Durchsuchung und Beschlagnahme nach §§ 102, 103 der Strafprozessordnung (StPO) sind besonders einschneidend: Sie treffen das Unternehmen ohne vorherige Ankündigung und können den laufenden Betrieb erheblich beeinträchtigen. Betroffene Geschäftsführer haben das Recht, sofort anwaltliche Unterstützung hinzuzuziehen; Aussagen gegenüber den Ermittlern sind ohne Abstimmung mit dem Verteidiger zu unterlassen. Das Schweigerecht ist nicht nur zulässig, sondern in dieser Phase regelmäßig die klügste Entscheidung.

Nach Abschluss der Ermittlungen stehen der Staatsanwaltschaft mehrere Optionen zur Verfügung: die Anklage zum Strafgericht (regelmäßig Amtsgericht oder Landgericht, je nach Straferwartung), die Einstellung nach § 153 StPO bei geringer Schuld, die Einstellung gegen Auflage nach § 153a StPO oder – bei strafrechtlicher Relevanz und fiskalischem Interesse – ein beschleunigtes Verfahren. In Fällen mit Steuerschäden bis etwa 50.000 Euro je Tat ist die verfahrensbeendende Verständigung nach § 257c StPO ein praxisrelevantes Instrument; ab höheren Schadensbeträgen gewinnt die gerichtliche Hauptverhandlung an Gewicht.

Strafzumessung: Welche Faktoren entscheiden über das Strafmaß?

Die Strafzumessung bei Steuerhinterziehung richtet sich nach den allgemeinen Grundsätzen des Strafgesetzbuches (StGB), insbesondere § 46 StGB, und wird durch die spezifischen Anforderungen des § 370 AO überlagert. Die Rechtsprechung hat für die Strafzumessung eine weitgehend schematisierte Praxis entwickelt, bei der der Steuerschaden als zentrales Bemessungskriterium dient – ohne allerdings, dass eine konkrete Staffeltabelle gesetzlich verankert wäre.

Entscheidend sind darüber hinaus: die Dauer und Planmäßigkeit der Tathandlung, die Anzahl der betroffenen Steuerarten und Veranlagungszeiträume, die Rolle des Beschuldigten (Initiator, Ausführender, Mittäter), frühzeitige Kooperation mit den Behörden sowie Schadenswiedergutmachung. Ein wesentlicher strafmildernder Gesichtspunkt ist die vollständige Zahlung der hinterzogenen Steuer – gegebenenfalls ergänzt durch Hinterziehungszinsen nach § 235 AO – vor Verfahrensabschluss.

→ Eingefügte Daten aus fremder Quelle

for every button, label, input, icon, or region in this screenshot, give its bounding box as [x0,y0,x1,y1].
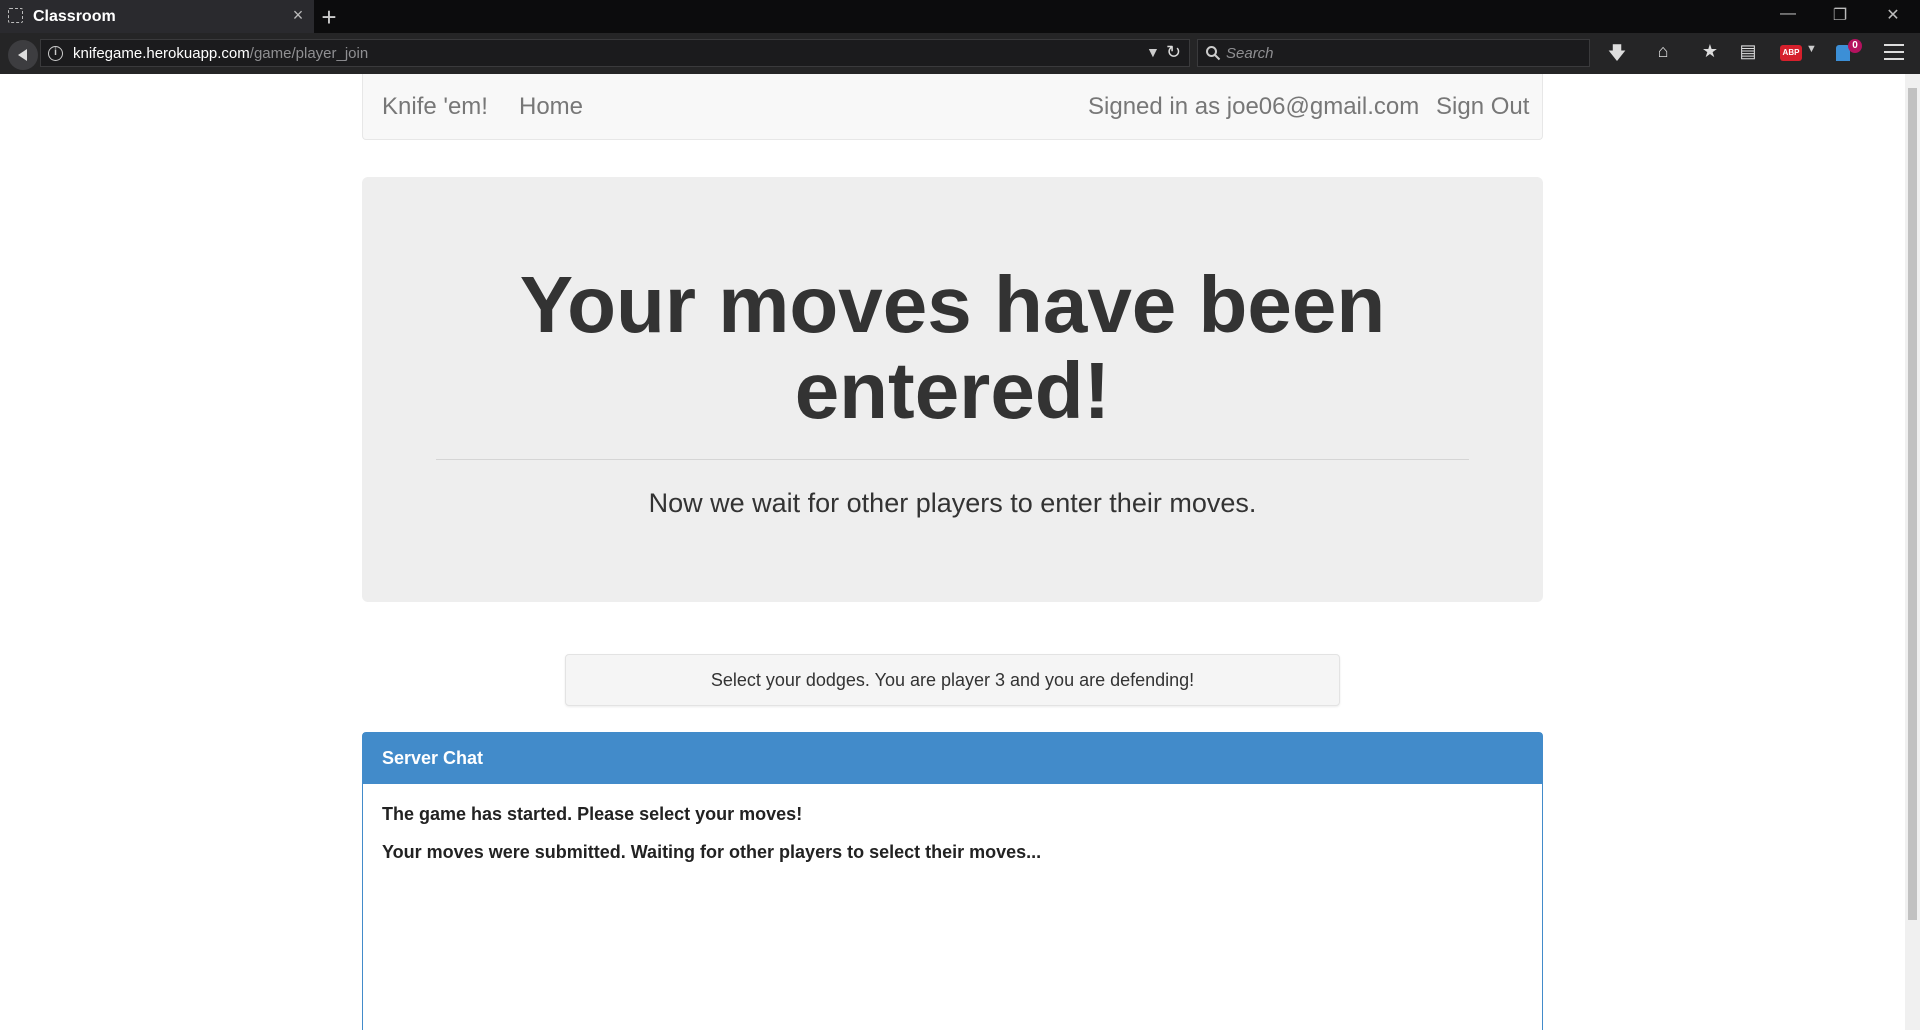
adblock-plus-icon[interactable]: ABP [1780,45,1802,61]
divider [436,459,1469,460]
hamburger-menu-icon[interactable] [1884,44,1904,65]
chat-message: The game has started. Please select your… [382,804,803,824]
moves-entered-jumbotron: Your moves have been entered! Now we wai… [362,177,1543,602]
browser-tab[interactable]: Classroom × [0,0,314,33]
url-host: knifegame.herokuapp.com [73,45,250,62]
back-arrow-icon [18,49,27,61]
reload-icon[interactable]: ↻ [1166,42,1181,63]
title-line-2: entered! [794,346,1111,435]
url-path: /game/player_join [249,45,369,62]
sign-out-link[interactable]: Sign Out [1436,93,1529,121]
page-title: Your moves have been entered! [362,262,1543,434]
bookmark-star-icon[interactable]: ★ [1698,41,1722,62]
close-tab-icon[interactable]: × [289,5,307,26]
home-link[interactable]: Home [519,93,583,121]
close-window-icon[interactable]: ✕ [1882,5,1904,25]
signed-in-label: Signed in as joe06@gmail.com [1088,93,1420,120]
minimize-window-icon[interactable]: — [1777,5,1799,23]
page-scrollbar[interactable] [1905,74,1920,1030]
scrollbar-thumb[interactable] [1908,88,1917,920]
restore-window-icon[interactable]: ❐ [1829,5,1851,25]
server-chat-panel: Server Chat The game has started. Please… [362,732,1543,1030]
search-icon [1206,46,1221,61]
brand-link[interactable]: Knife 'em! [382,93,488,121]
site-info-icon[interactable]: i [48,46,63,61]
page-favicon-icon [8,8,23,23]
download-icon[interactable]: 🡇 [1605,41,1629,71]
search-placeholder: Search [1226,45,1274,62]
extension-badge: 0 [1848,39,1862,53]
url-history-dropdown-icon[interactable]: ▼ [1146,44,1160,60]
url-text: knifegame.herokuapp.com/game/player_join [73,45,368,62]
reading-list-icon[interactable]: ▤ [1736,41,1760,62]
browser-toolbar: i knifegame.herokuapp.com/game/player_jo… [0,33,1920,74]
url-bar[interactable]: i knifegame.herokuapp.com/game/player_jo… [40,39,1190,67]
site-navbar: Knife 'em! Home Signed in as joe06@gmail… [362,74,1543,140]
status-message: Select your dodges. You are player 3 and… [565,654,1340,706]
back-button[interactable] [8,40,38,70]
browser-tab-bar: Classroom × + — ❐ ✕ [0,0,1920,33]
adblock-menu-chevron-icon[interactable]: ▼ [1806,43,1817,55]
jumbotron-subtitle: Now we wait for other players to enter t… [648,488,1257,518]
chat-heading: Server Chat [363,733,1542,784]
home-icon[interactable]: ⌂ [1651,41,1675,62]
tab-title: Classroom [33,8,116,25]
chat-message: Your moves were submitted. Waiting for o… [382,842,1042,862]
title-line-1: Your moves have been [519,260,1386,349]
search-bar[interactable]: Search [1197,39,1590,67]
new-tab-icon[interactable]: + [318,2,340,33]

Besonders schwere Fälle des § 370 Abs. 3 AO, die den erhöhten Strafrahmen bis zu zehn Jahren eröffnen, liegen vor unter anderem bei gewerbsmäßiger Begehung, bei Bandenmäßigkeit oder bei einem Steuerschaden von mehr als 50.000 Euro je Einzeltat. In der Praxis wird der erhöhte Strafrahmen auch bei Tatserien relevant, bei denen die Einzelbeträge für sich genommen unter dieser Grenze liegen, die Gesamtbetrachtung aber einen erheblichen Schaden ergibt. Nach unserer Beratungserfahrung ist es gerade in solchen Konstellationen entscheidend, frühzeitig eine quantitative Schadensanalyse vorzunehmen, bevor Verhandlungen mit der Staatsanwaltschaft aufgenommen werden.

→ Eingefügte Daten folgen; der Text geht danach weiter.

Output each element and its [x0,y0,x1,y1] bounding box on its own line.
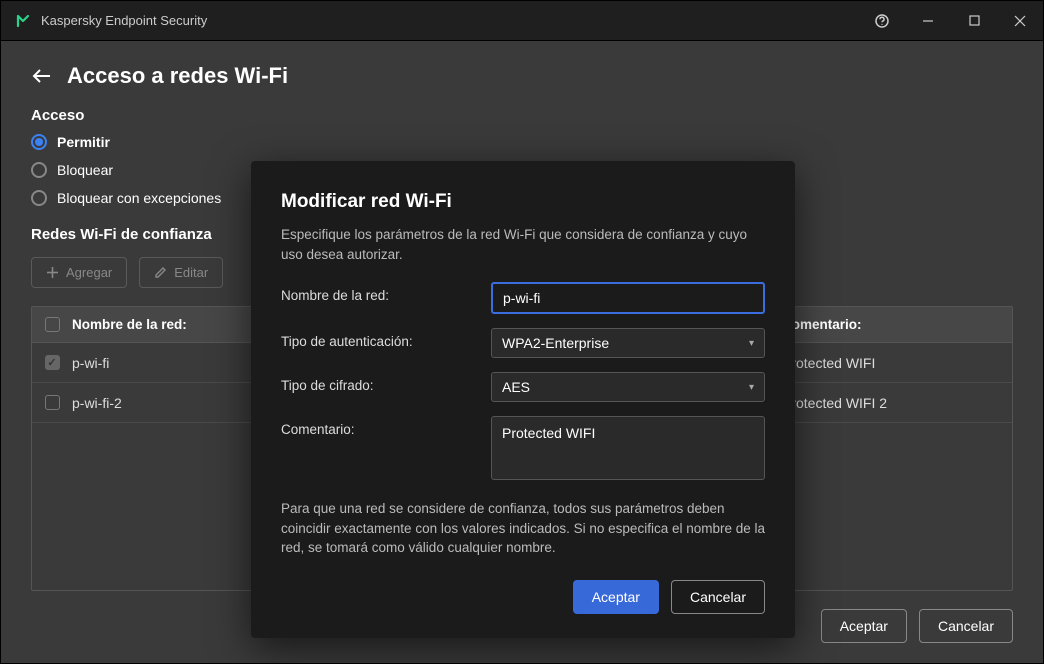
dialog-actions: Aceptar Cancelar [281,580,765,614]
encryption-type-select[interactable]: AES ▾ [491,372,765,402]
row-checkbox[interactable] [45,355,60,370]
page-accept-button[interactable]: Aceptar [821,609,907,643]
dialog-accept-button[interactable]: Aceptar [573,580,659,614]
dialog-description: Especifique los parámetros de la red Wi-… [281,225,765,264]
dialog-note: Para que una red se considere de confian… [281,499,765,558]
auth-type-select[interactable]: WPA2-Enterprise ▾ [491,328,765,358]
col-comment-header: Comentario: [782,317,1012,332]
edit-button-label: Editar [174,265,208,280]
pencil-icon [154,266,167,279]
add-button[interactable]: Agregar [31,257,127,288]
radio-allow[interactable]: Permitir [31,134,1013,150]
row-comment: Protected WIFI [782,355,1012,371]
modify-wifi-dialog: Modificar red Wi-Fi Especifique los pará… [251,161,795,638]
page-title: Acceso a redes Wi-Fi [67,63,288,89]
app-title: Kaspersky Endpoint Security [41,13,207,28]
radio-block-except-label: Bloquear con excepciones [57,190,221,206]
help-button[interactable] [859,1,905,41]
radio-allow-label: Permitir [57,134,110,150]
dialog-cancel-button[interactable]: Cancelar [671,580,765,614]
radio-block-label: Bloquear [57,162,113,178]
radio-icon [31,134,47,150]
app-window: Kaspersky Endpoint Security Acceso a red… [0,0,1044,664]
dialog-title: Modificar red Wi-Fi [281,191,765,213]
edit-button[interactable]: Editar [139,257,223,288]
back-arrow-icon[interactable] [31,65,53,87]
encryption-type-value: AES [502,379,530,395]
titlebar: Kaspersky Endpoint Security [1,1,1043,41]
header-checkbox[interactable] [45,317,60,332]
auth-type-value: WPA2-Enterprise [502,335,609,351]
chevron-down-icon: ▾ [749,382,754,393]
app-logo-icon [15,13,31,29]
minimize-button[interactable] [905,1,951,41]
network-name-input[interactable] [491,282,765,314]
radio-icon [31,162,47,178]
chevron-down-icon: ▾ [749,338,754,349]
page-cancel-button[interactable]: Cancelar [919,609,1013,643]
add-button-label: Agregar [66,265,112,280]
page-header: Acceso a redes Wi-Fi [31,63,1013,89]
maximize-button[interactable] [951,1,997,41]
plus-icon [46,266,59,279]
close-button[interactable] [997,1,1043,41]
row-checkbox[interactable] [45,395,60,410]
access-section-label: Acceso [31,107,1013,124]
page-body: Acceso a redes Wi-Fi Acceso Permitir Blo… [1,41,1043,663]
field-label-enc: Tipo de cifrado: [281,372,491,393]
comment-textarea[interactable] [491,416,765,480]
field-label-name: Nombre de la red: [281,282,491,303]
field-label-comment: Comentario: [281,416,491,437]
radio-icon [31,190,47,206]
field-label-auth: Tipo de autenticación: [281,328,491,349]
row-comment: Protected WIFI 2 [782,395,1012,411]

Selbstanzeige nach § 371 AO: Chancen, Grenzen und strategische Überlegungen

Die strafbefreiende Selbstanzeige nach § 371 AO ist ein Instrument ohne Parallele im allgemeinen Strafrecht – und zugleich eines der anspruchsvollsten rechtlichen Werkzeuge, die das Wirtschaftsstrafrecht kennt. Die Selbstanzeige bewirkt bei vollständiger, richtiger und rechtzeitiger Nacherklärung aller hinterzogenen Beträge Straffreiheit für den Anzeigeerstatter – jedoch nur unter engen Voraussetzungen.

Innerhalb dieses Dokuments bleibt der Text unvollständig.